Reasons for Designation
The Cromwell family monument is designated at Grade II for the following principal reasons:
* It commemorates several members of the Cromwell family, descendants of the Lord Protector Oliver Cromwell.
* It is a well-preserved C18 chest tomb with clearly-legible inscriptions.
* It is located within the Grade I registered Bunhill Fields Burial Ground (q.v.), and has group value with the other listed tombs in the south enclosure, and in particular with the adjacent monument to Henry and Hannah Cromwell (q.v.).
Details
635-1/0/10261
BUNHILL FIELDS BURIAL GROUND
Cromwell family monument, South enclosure
21-FEB-11
GV
II
Chest tomb, early C18
LOCATION: 532703.8, 182212.4
MATERIALS: Portland stone with darker stone lid and brick plinth
DESCRIPTION: The monument takes the form of a stone chest with raised and fielded side panels, a moulded lid and base and a plain rectangular plinth. The inscription on the lid records that the monument was originally set up in 1727, by Richard Cromwell in memory of his mother-in-law Eleanor Gatton. Also named are Eleanor, Mary, Hannah and Henry Cromwell - respectively, Richard's daughter, sister, mother and father (the latter two are also commemorated on an adjacent monument.) The name of Eleanor Gracedieu, daughter of the City merchant Sir Bartholomew Gracedieu, is also recorded. The side panels record later interments among the Cromwell family, including those of William, Mary, Elizabeth and Letitia - the latter's date of death, 1789, being the last.
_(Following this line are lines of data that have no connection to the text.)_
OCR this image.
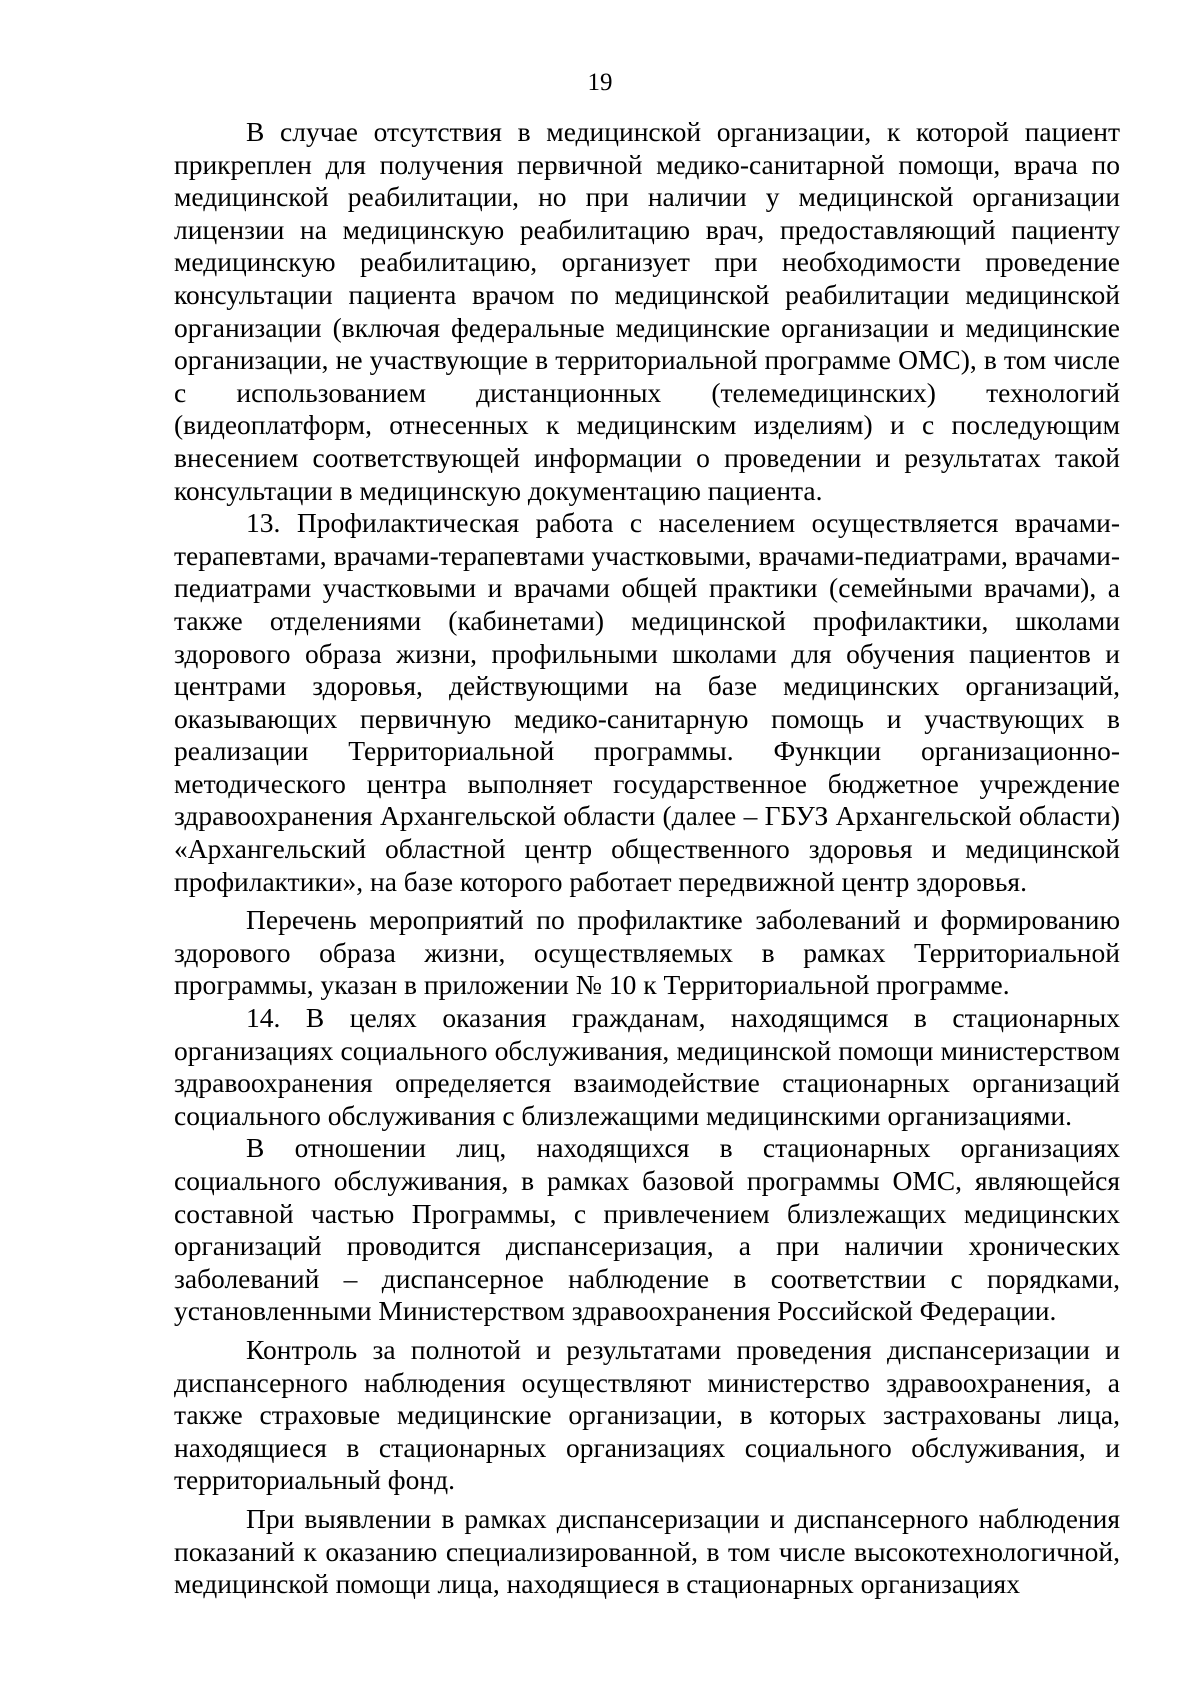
19

В случае отсутствия в медицинской организации, к которой пациент прикреплен для получения первичной медико-санитарной помощи, врача по медицинской реабилитации, но при наличии у медицинской организации лицензии на медицинскую реабилитацию врач, предоставляющий пациенту медицинскую реабилитацию, организует при необходимости проведение консультации пациента врачом по медицинской реабилитации медицинской организации (включая федеральные медицинские организации и медицинские организации, не участвующие в территориальной программе ОМС), в том числе с использованием дистанционных (телемедицинских) технологий (видеоплатформ, отнесенных к медицинским изделиям) и с последующим внесением соответствующей информации о проведении и результатах такой консультации в медицинскую документацию пациента.

13. Профилактическая работа с населением осуществляется врачами-терапевтами, врачами-терапевтами участковыми, врачами-педиатрами, врачами-педиатрами участковыми и врачами общей практики (семейными врачами), а также отделениями (кабинетами) медицинской профилактики, школами здорового образа жизни, профильными школами для обучения пациентов и центрами здоровья, действующими на базе медицинских организаций, оказывающих первичную медико-санитарную помощь и участвующих в реализации Территориальной программы. Функции организационно-методического центра выполняет государственное бюджетное учреждение здравоохранения Архангельской области (далее – ГБУЗ Архангельской области) «Архангельский областной центр общественного здоровья и медицинской профилактики», на базе которого работает передвижной центр здоровья.

Перечень мероприятий по профилактике заболеваний и формированию здорового образа жизни, осуществляемых в рамках Территориальной программы, указан в приложении № 10 к Территориальной программе.

14. В целях оказания гражданам, находящимся в стационарных организациях социального обслуживания, медицинской помощи министерством здравоохранения определяется взаимодействие стационарных организаций социального обслуживания с близлежащими медицинскими организациями.

В отношении лиц, находящихся в стационарных организациях социального обслуживания, в рамках базовой программы ОМС, являющейся составной частью Программы, с привлечением близлежащих медицинских организаций проводится диспансеризация, а при наличии хронических заболеваний – диспансерное наблюдение в соответствии с порядками, установленными Министерством здравоохранения Российской Федерации.

Контроль за полнотой и результатами проведения диспансеризации и диспансерного наблюдения осуществляют министерство здравоохранения, а также страховые медицинские организации, в которых застрахованы лица, находящиеся в стационарных организациях социального обслуживания, и территориальный фонд.

При выявлении в рамках диспансеризации и диспансерного наблюдения показаний к оказанию специализированной, в том числе высокотехнологичной, медицинской помощи лица, находящиеся в стационарных организациях
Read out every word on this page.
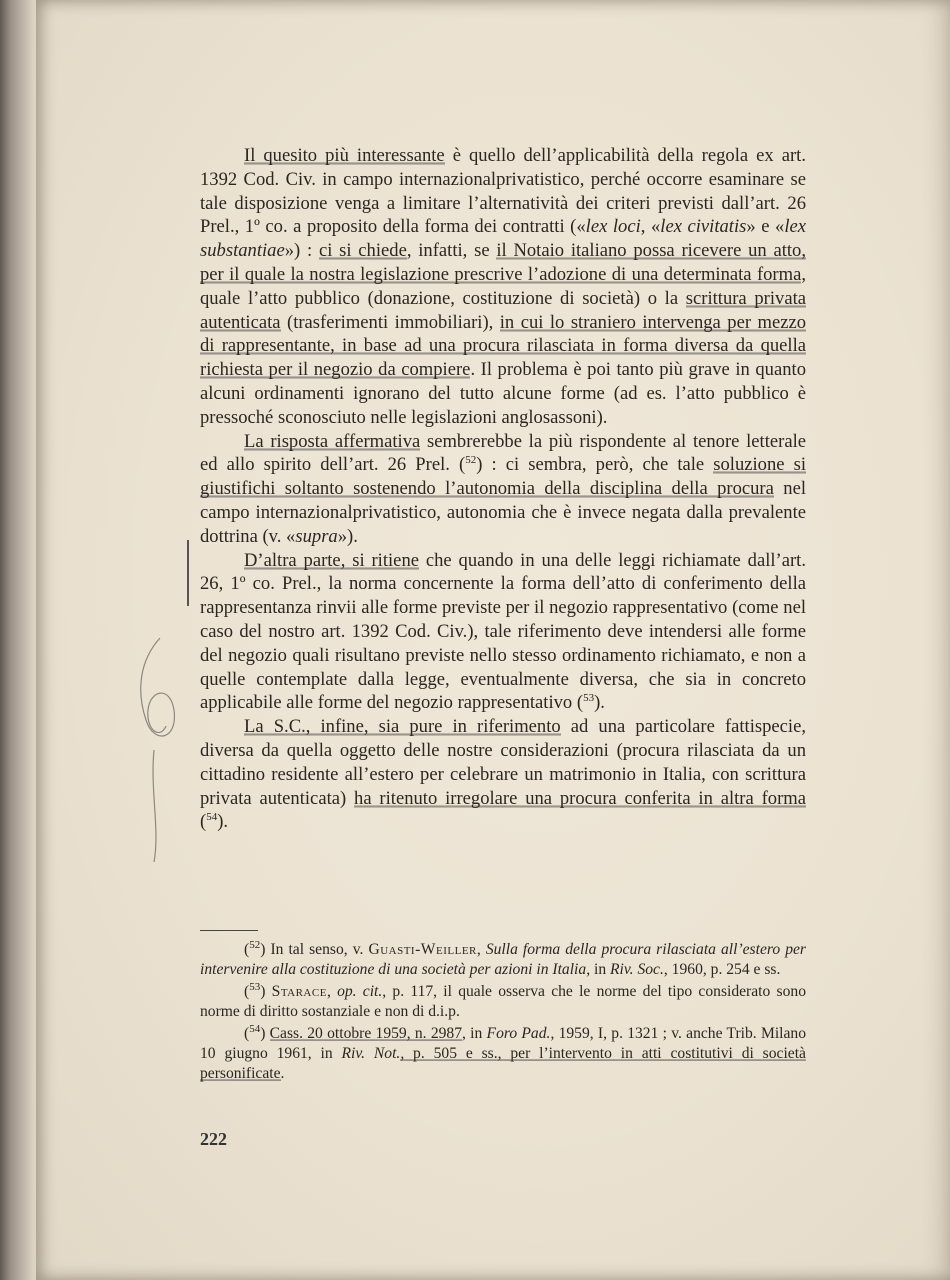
Il quesito più interessante è quello dell’applicabilità della regola ex art. 1392 Cod. Civ. in campo internazionalprivatistico, perché occorre esaminare se tale disposizione venga a limitare l’alternatività dei criteri previsti dall’art. 26 Prel., 1º co. a proposito della forma dei contratti («lex loci, «lex civitatis» e «lex substantiae») : ci si chiede, infatti, se il Notaio italiano possa ricevere un atto, per il quale la nostra legislazione prescrive l’adozione di una determinata forma, quale l’atto pubblico (donazione, costituzione di società) o la scrittura privata autenticata (trasferimenti immobiliari), in cui lo straniero intervenga per mezzo di rappresentante, in base ad una procura rilasciata in forma diversa da quella richiesta per il negozio da compiere. Il problema è poi tanto più grave in quanto alcuni ordinamenti ignorano del tutto alcune forme (ad es. l’atto pubblico è pressoché sconosciuto nelle legislazioni anglosassoni).

La risposta affermativa sembrerebbe la più rispondente al tenore letterale ed allo spirito dell’art. 26 Prel. ($^{52}$) : ci sembra, però, che tale soluzione si giustifichi soltanto sostenendo l’autonomia della disciplina della procura nel campo internazionalprivatistico, autonomia che è invece negata dalla prevalente dottrina (v. «supra»).

D’altra parte, si ritiene che quando in una delle leggi richiamate dall’art. 26, 1º co. Prel., la norma concernente la forma dell’atto di conferimento della rappresentanza rinvii alle forme previste per il negozio rappresentativo (come nel caso del nostro art. 1392 Cod. Civ.), tale riferimento deve intendersi alle forme del negozio quali risultano previste nello stesso ordinamento richiamato, e non a quelle contemplate dalla legge, eventualmente diversa, che sia in concreto applicabile alle forme del negozio rappresentativo ($^{53}$).

La S.C., infine, sia pure in riferimento ad una particolare fattispecie, diversa da quella oggetto delle nostre considerazioni (procura rilasciata da un cittadino residente all’estero per celebrare un matrimonio in Italia, con scrittura privata autenticata) ha ritenuto irregolare una procura conferita in altra forma ($^{54}$).

($^{52}$) In tal senso, v. Guasti-Weiller, Sulla forma della procura rilasciata all’estero per intervenire alla costituzione di una società per azioni in Italia, in Riv. Soc., 1960, p. 254 e ss.

($^{53}$) Starace, op. cit., p. 117, il quale osserva che le norme del tipo considerato sono norme di diritto sostanziale e non di d.i.p.

($^{54}$) Cass. 20 ottobre 1959, n. 2987, in Foro Pad., 1959, I, p. 1321 ; v. anche Trib. Milano 10 giugno 1961, in Riv. Not., p. 505 e ss., per l’intervento in atti costitutivi di società personificate.

222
HISTORY: Following the restoration of the monarchy in 1660, the fortunes of the Cromwell family declined sharply. Henry Cromwell (1658-1711), the Lord Protector's grandson, was forced to resign his Cambridgeshire estate and seek employment as an army officer; he died whilst on service in Portugal and was buried at Lisbon, his name later being inscribed on the family monuments in Bunhill Fields. His wife Hannah, née Hewling (d.1732), was the daughter of a wealthy London merchant; two of her brothers were officers in the Monmouth Rebellion of 1685, and were later executed despite her celebrated attempt to procure a pardon. Hannah bore ten children, among them Richard (1695-1759) and William (1693-1772), both lawyers.
Bunhill Fields was first enclosed as a burial ground in 1665. Thanks to its location just outside the City boundary, and its independence from any Established place of worship, it became London's principal Nonconformist cemetery, the burial place of John Bunyan, Daniel Defoe, William Blake and other leading religious and intellectual figures. It was closed for burials in 1853, laid out as a public park in 1867, and re-landscaped following war damage by Bridgewater and Shepheard in 1964-5.
SOURCES: James Anderson, Memorable Women of the Puritan Times, vol.2 (1862).
Corporation of London, A History of the Bunhill Fields Burial Ground (1902).
A W Light, Bunhill Fields (London, 1915).
The Genealogy of Oliver Cromwell, http://www.datadirect.org.uk/cromwellcollection/genealogy (retrieved on 9 October 2009)
REASONS FOR DESIGNATION: The Cromwell family monument is listed at Grade II for the following principal reasons:
* It commemorates several members of the Cromwell family, descendants of the Lord Protector Oliver Cromwell.
* It is a well-preserved C18 chest tomb with clearly-legible inscriptions.
* It is located within the Grade I registered Bunhill Fields Burial Ground (q.v.), and has group value with the other listed tombs in the south enclosure, and in particular with the adjacent monument to Henry and Hannah Cromwell (q.v.).